No one believes we’re twins. Mum’s tired of explaining us to people. “You can’t be twins,” they say, “twins aren’t supposed to be different colors.” Everyone agrees. But we are twins. Non-identical, yes. Different colors, yes, but still definitely twins. People say Sonny takes after Mum because they both have brown skin, shiny brown like a conker. Their eyes are nearly black, and they have black, fluffyish, curly hair. I look like our dad, pale and peaky, according to Nana, with bluey-gray eyes that always look surprised. Everyone says Sonny and I are a rarity, something out of the ordinary, one in a million apparently. When we were born there was a photo of us in the Gazette with a quote from Mum describing her shock: “We had no idea, their skin color didn’t show up on the scans.” Mum says we used to attract lots of attention when she took us out for walks in our double buggy. If Dad wasn’t there, strangers would come to say hello to me and ask if she was babysitting. To prove we were twins, she always dressed us the same, in identical dungarees and matching sleepsuits. We still like to wear the same clothes, to make sure no one forgets.
TESS
One moment it’s breakfast and I’m scooping up stray Coco Pops from the kitchen table, and the next it’s gone seven in the evening and I’m clearing away dinner things. Unhappiness settles inside my fingers, making them clumsy, so as I wash the dishes, mugs fall, tossing suds onto the draining board. It blocks my ears so they can’t hear Richard’s retelling of some piece of gossip he picked up from one of his customers as he scrapes the last mouthful of baked apple and custard from his bowl. I watch him laugh and recall the vague memory of how it feels to press my lips against his. Across from him at the table sits Max, laughing the same laugh, his mirror image.
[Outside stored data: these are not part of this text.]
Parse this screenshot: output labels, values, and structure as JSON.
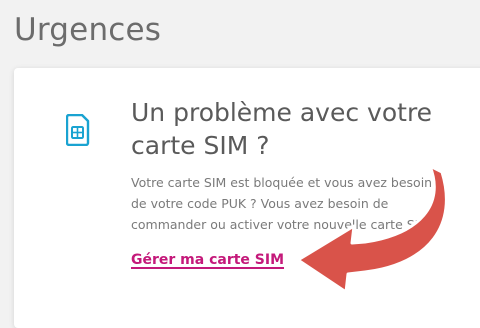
{
  "page": {
    "title": "Urgences"
  },
  "card": {
    "title": "Un problème avec votre carte SIM ?",
    "description": "Votre carte SIM est bloquée et vous avez besoin de votre code PUK ? Vous avez besoin de commander ou activer votre nouvelle carte SIM ?",
    "link_label": "Gérer ma carte SIM",
    "icon": "sim-card-icon"
  },
  "colors": {
    "accent": "#c4197a",
    "icon": "#1aa3d1",
    "arrow": "#d9534a"
  }
}
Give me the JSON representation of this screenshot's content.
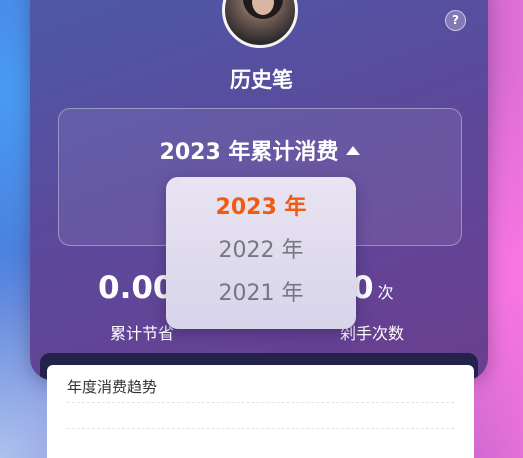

“Mum … Mum?” His voice, still a child’s but already tinged with the threat of adolescence, cuts into my thoughts.
“Sorry, sweetheart. I wasn’t listening.”
Max smiles, showing me little-boy crooked teeth, but it’s Richard’s smile I see when I look at him and Richard’s pale blue-gray eyes that gleam with satisfaction as the tale is told a second time for my benefit. Old fears resurface, dark complicated feelings no mother should feel, and I’m taken back to the earth-shattering day his small body, still slick with vernix, was first placed in my arms. Oh God, how is this boy my child?
The words hum like angry flies caged inside my head. I want to go home. Back to the comforting chaos of millions of people who look like me and don’t care who I am. The concrete landscape there is far too caught up with its own affairs to bother with mine. Here, I’m watched at every turn—over hedges, both neatly manicured privet and unkempt tangles of holly, hawthorn, and dog rose, through bleached net curtains that twitch as I take solitary walks along quiet lanes, from across the crowded playground, as I queue for bread in the village’s one and only shop or wait for the little bus that appears only twice a day. There’s no escape, even in this house, where I must keep away from the back windows if I’m to avoid the watchful gaze of the river.